The stakes really could not be higher. Depending on which figures are selected, and who you listen to, deputies have nodded through borrowings of £200m., a raid on existing reserves, and opened the taps for spending of up to £650m. over the life of this States.
That’s a colossal sum an island of just 63,000 souls – equivalent to £16,600 per taxpayer – so the trust islanders need to have in their political leaders to use it wisely is considerable.

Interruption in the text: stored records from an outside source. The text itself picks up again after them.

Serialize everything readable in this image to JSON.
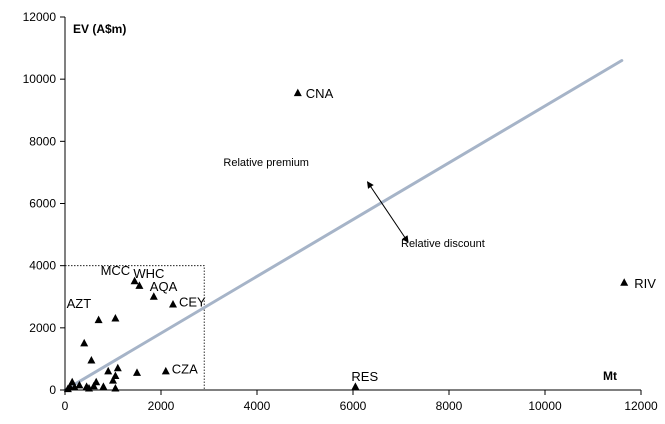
{
  "chart_data": {
    "type": "scatter",
    "ylabel": "EV (A$m)",
    "xlabel": "Mt",
    "xlim": [
      0,
      12000
    ],
    "ylim": [
      0,
      12000
    ],
    "x_ticks": [
      0,
      2000,
      4000,
      6000,
      8000,
      10000,
      12000
    ],
    "y_ticks": [
      0,
      2000,
      4000,
      6000,
      8000,
      10000,
      12000
    ],
    "grid": false,
    "legend": "none",
    "marker": "triangle",
    "marker_color": "#000000",
    "trendline": {
      "x": [
        0,
        11600
      ],
      "y": [
        0,
        10600
      ],
      "color": "#a6b4c8"
    },
    "points": [
      {
        "x": 4850,
        "y": 9550,
        "label": "CNA"
      },
      {
        "x": 11650,
        "y": 3450,
        "label": "RIV"
      },
      {
        "x": 6050,
        "y": 100,
        "label": "RES"
      },
      {
        "x": 2100,
        "y": 600,
        "label": "CZA"
      },
      {
        "x": 1450,
        "y": 3500,
        "label": "MCC"
      },
      {
        "x": 1550,
        "y": 3350,
        "label": "WHC"
      },
      {
        "x": 1850,
        "y": 3000,
        "label": "AQA"
      },
      {
        "x": 2250,
        "y": 2750,
        "label": "CEY"
      },
      {
        "x": 700,
        "y": 2250,
        "label": "AZT"
      },
      {
        "x": 1050,
        "y": 2300,
        "label": ""
      },
      {
        "x": 400,
        "y": 1500,
        "label": ""
      },
      {
        "x": 550,
        "y": 950,
        "label": ""
      },
      {
        "x": 900,
        "y": 600,
        "label": ""
      },
      {
        "x": 1050,
        "y": 450,
        "label": ""
      },
      {
        "x": 1100,
        "y": 700,
        "label": ""
      },
      {
        "x": 1000,
        "y": 300,
        "label": ""
      },
      {
        "x": 1500,
        "y": 550,
        "label": ""
      },
      {
        "x": 650,
        "y": 250,
        "label": ""
      },
      {
        "x": 800,
        "y": 100,
        "label": ""
      },
      {
        "x": 1050,
        "y": 50,
        "label": ""
      },
      {
        "x": 150,
        "y": 250,
        "label": ""
      },
      {
        "x": 100,
        "y": 100,
        "label": ""
      },
      {
        "x": 200,
        "y": 80,
        "label": ""
      },
      {
        "x": 60,
        "y": 30,
        "label": ""
      },
      {
        "x": 300,
        "y": 150,
        "label": ""
      },
      {
        "x": 450,
        "y": 100,
        "label": ""
      },
      {
        "x": 500,
        "y": 50,
        "label": ""
      },
      {
        "x": 600,
        "y": 120,
        "label": ""
      }
    ],
    "highlight_box": {
      "x": [
        0,
        2900
      ],
      "y": [
        0,
        4000
      ]
    },
    "annotations": [
      {
        "text": "Relative premium",
        "x": 3300,
        "y": 7200
      },
      {
        "text": "Relative discount",
        "x": 7000,
        "y": 4600
      }
    ],
    "arrow": {
      "from": [
        6300,
        6700
      ],
      "to": [
        7150,
        4750
      ]
    }
  }
}
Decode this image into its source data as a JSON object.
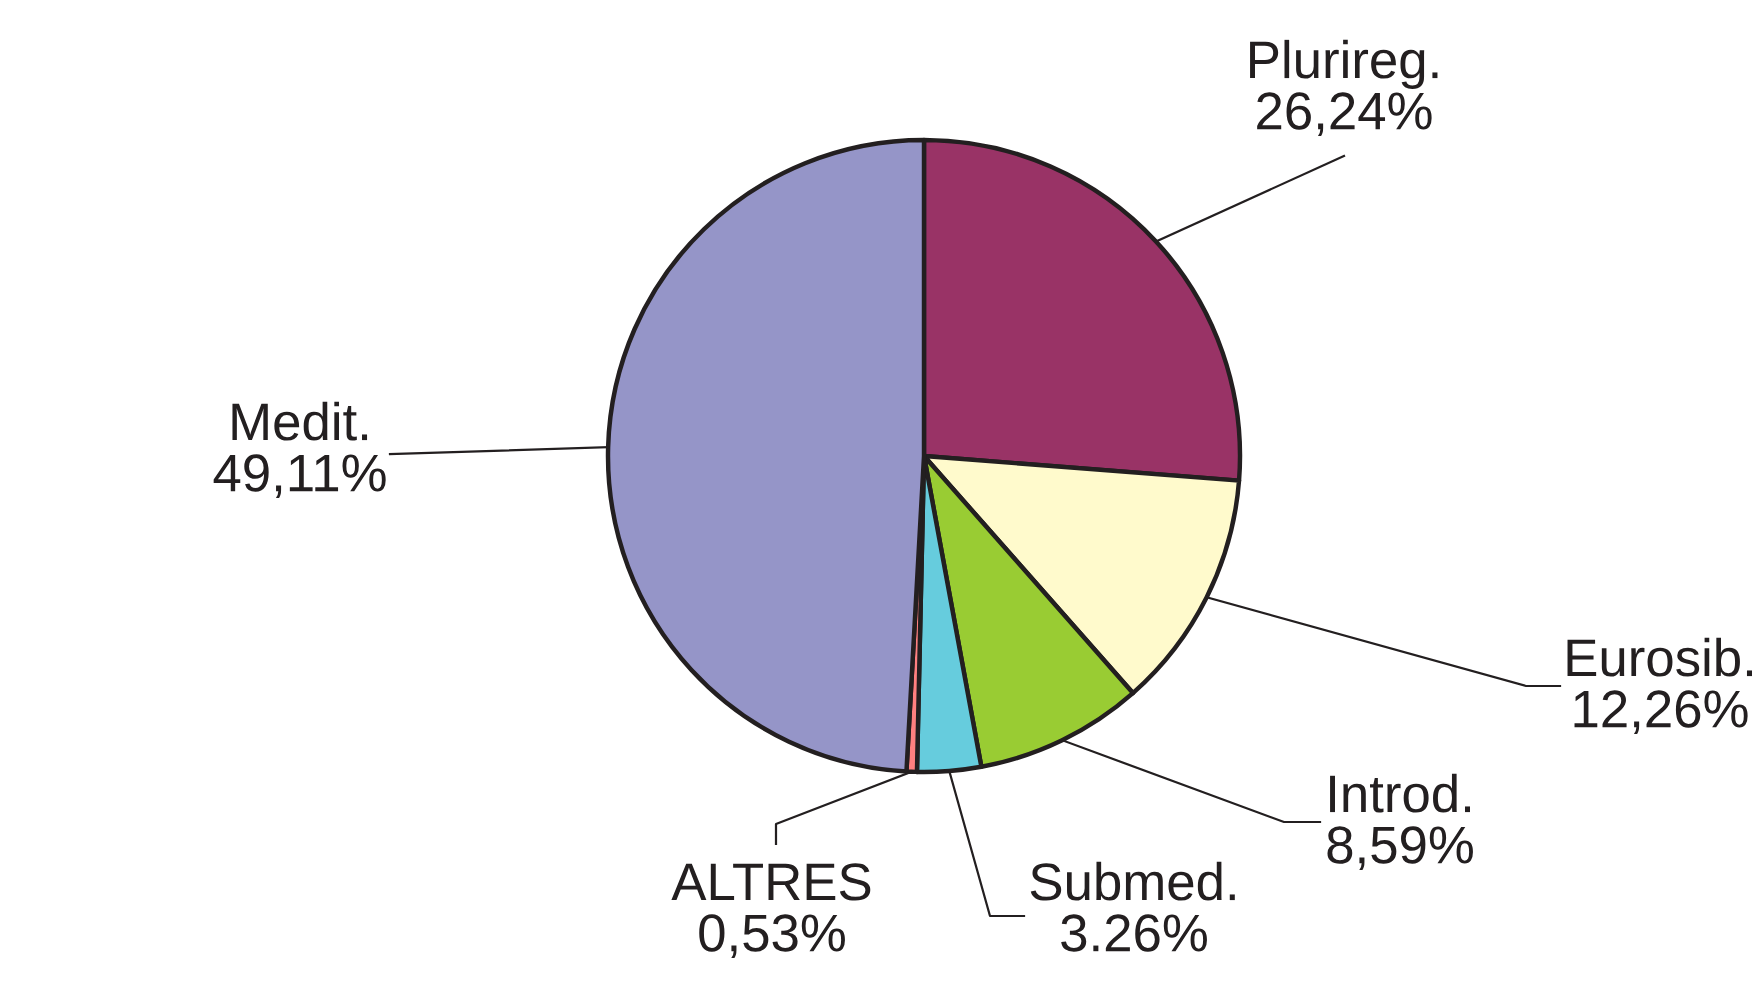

For last week’s decisions on the Government Work Plan mean just that – P&R has been handed quasi-executive government authority to progress capital investment projects as it sees fit. Islanders now have to hope its members use that power wisely. They won’t, said P&R’s opponents. The GWP was one of the most fiscally incontinent plans seen in almost a decade, said former chief minister Gavin St Pier.
For taxpayers, that comment is disturbing. Many voters expected him to be leading this Assembly and trust his judgment. So, political rhetoric or ruinously expensive prediction?
Time will tell, but the delegated authority transferred to this P&R is less of an experiment than detractors suggest. Departments already have wide discretion to spend and the GWP tries to ensure taxpayer funds are used for targeted purposes – not gratifying committee whims.
While the political heat in the Assembly is rising, it is possible to detect an acceptance elsewhere of this new normal – a government that can take decisions with a ’proper’ majority and little prospect of a flip-flop ambush a few months down the track. That is to be welcomed.
While P&R appears to gave gained power, it has embraced significant extra responsibility. It will – rightly – be under enormous pressure to deliver the GWP and to do so in a timely, cost-effective fashion.
Fail, and it will find taxpayers and voters far more critical than opponents in the Assembly.